# What Masculine traits would you say you have?



## leec (Oct 16, 2016)

can be anything

i would say

burping and eating steak.

neither male but often associated with male


----------



## TheDudeLebowski (Oct 10, 2017)

My cold black heart.


----------



## Cooper (Apr 18, 2008)

I got balls.


----------



## UpsideDownWorld11 (Feb 14, 2018)

Cooper said:


> I got balls.


I got hair on my balls.


----------



## Rlc307 (Jan 14, 2018)

I will give a few.
1.) I can do a sh*t load of manual work. I do the yardwork, big landscaping projects. And remodeling the house. Growing up I always saw the men do these things (besides my own mom).
2.) My sex drive. That is usually associated with men.
3.) I can throw down at a Chinese buffet.


----------



## .339971 (Sep 12, 2019)

I've become more of a leader, I've taken charge, I don't take any crap for very long and I work my butt off until I can't even stand.


----------



## southbound (Oct 31, 2010)

I suppose everything. I don’t have any traits I would call feminine, so I guess that makes all my traits masculine.


----------



## Affaircare (Jan 11, 2010)

I possess these masculine traits: courageous, goal-oriented, protective of those I love, physical, funny, action-oriented, sexual, intellectual, responsible, rational, strong in character, self-reliant, disciplined, honorable, competitive, sporty.


----------



## Personal (Jan 16, 2014)

I have a penis.


----------



## Elizabeth001 (May 18, 2015)

Personal said:


> I have a penis.




Me too!
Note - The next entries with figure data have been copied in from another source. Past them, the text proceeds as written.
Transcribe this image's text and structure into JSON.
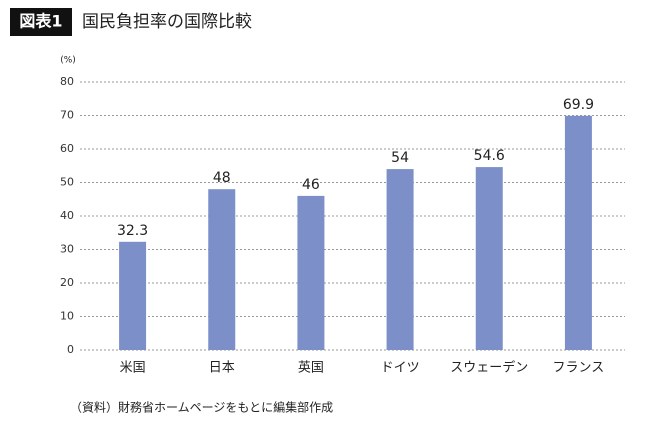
{
  "chart_data": {
    "type": "bar",
    "figure_label": "図表1",
    "title": "国民負担率の国際比較",
    "y_unit": "(%)",
    "categories": [
      "米国",
      "日本",
      "英国",
      "ドイツ",
      "スウェーデン",
      "フランス"
    ],
    "values": [
      32.3,
      48,
      46,
      54,
      54.6,
      69.9
    ],
    "color": "#7c8fc8",
    "ylim": [
      0,
      80
    ],
    "yticks": [
      0,
      10,
      20,
      30,
      40,
      50,
      60,
      70,
      80
    ],
    "grid": true,
    "source": "（資料）財務省ホームページをもとに編集部作成"
  }
}
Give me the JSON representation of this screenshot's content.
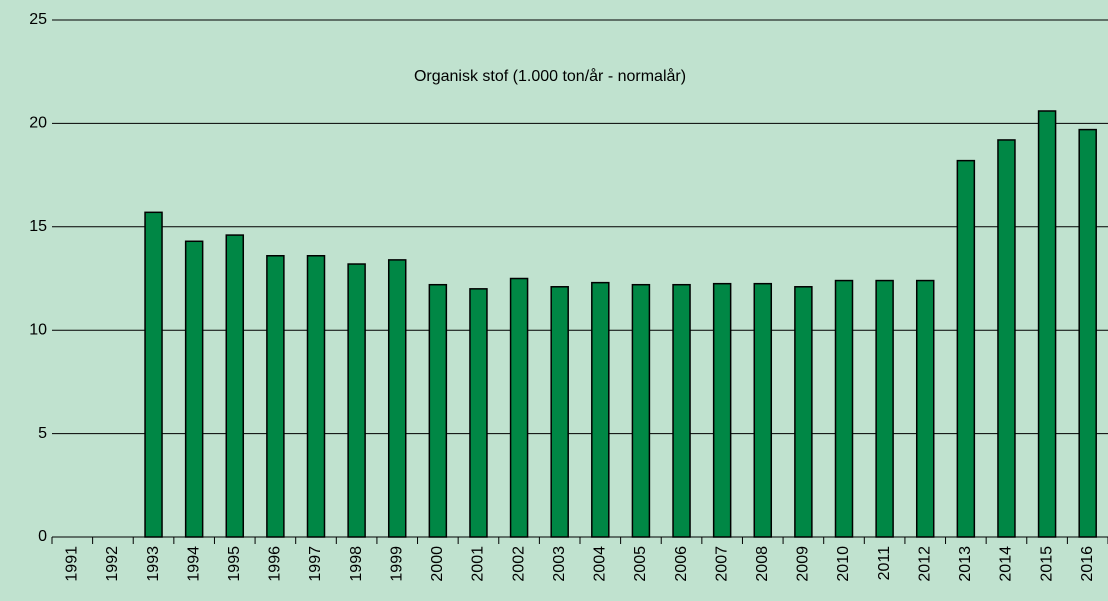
{
  "chart_data": {
    "type": "bar",
    "title": "Organisk stof (1.000 ton/år - normalår)",
    "categories": [
      "1991",
      "1992",
      "1993",
      "1994",
      "1995",
      "1996",
      "1997",
      "1998",
      "1999",
      "2000",
      "2001",
      "2002",
      "2003",
      "2004",
      "2005",
      "2006",
      "2007",
      "2008",
      "2009",
      "2010",
      "2011",
      "2012",
      "2013",
      "2014",
      "2015",
      "2016"
    ],
    "values": [
      null,
      null,
      15.7,
      14.3,
      14.6,
      13.6,
      13.6,
      13.2,
      13.4,
      12.2,
      12.0,
      12.5,
      12.1,
      12.3,
      12.2,
      12.2,
      12.25,
      12.25,
      12.1,
      12.4,
      12.4,
      12.4,
      18.2,
      19.2,
      20.6,
      19.7
    ],
    "color": "#008745",
    "ylim": [
      0,
      25
    ],
    "yticks": [
      0,
      5,
      10,
      15,
      20,
      25
    ],
    "grid": true
  }
}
I keep in in my nightstand drawer 


Sent from my iPhone using Tapatalk


----------



## 269370 (Dec 17, 2016)

Elizabeth001 said:


> Me too! I keep in in my nightstand drawer
> 
> 
> Sent from my iPhone using Tapatalk



At least you don’t have to run down and make it a sammich  every time after it comes 


Sent from my iPhone using Tapatalk


----------



## Personal (Jan 16, 2014)

Elizabeth001 said:


> Me too! I keep in in my nightstand drawer


I hope you remember to give it some exercise. :wink2:


----------



## Elizabeth001 (May 18, 2015)

Personal said:


> I hope you remember to give it some exercise. :wink2:




I take for a walk from time to time 


Sent from my iPhone using Tapatalk


----------



## alte Dame (Aug 7, 2012)

When I get lost, I won't ask for directions.


----------



## Girl_power (Aug 11, 2018)

High sex drive. Goal oriented. Go getter.


----------



## Girl_power (Aug 11, 2018)

My penis is also in a drawer


----------



## 269370 (Dec 17, 2016)

Girl_power said:


> My penis is also in a drawer



Mine too. The whole thing won’t fit on the bed...


Sent from my iPhone using Tapatalk


----------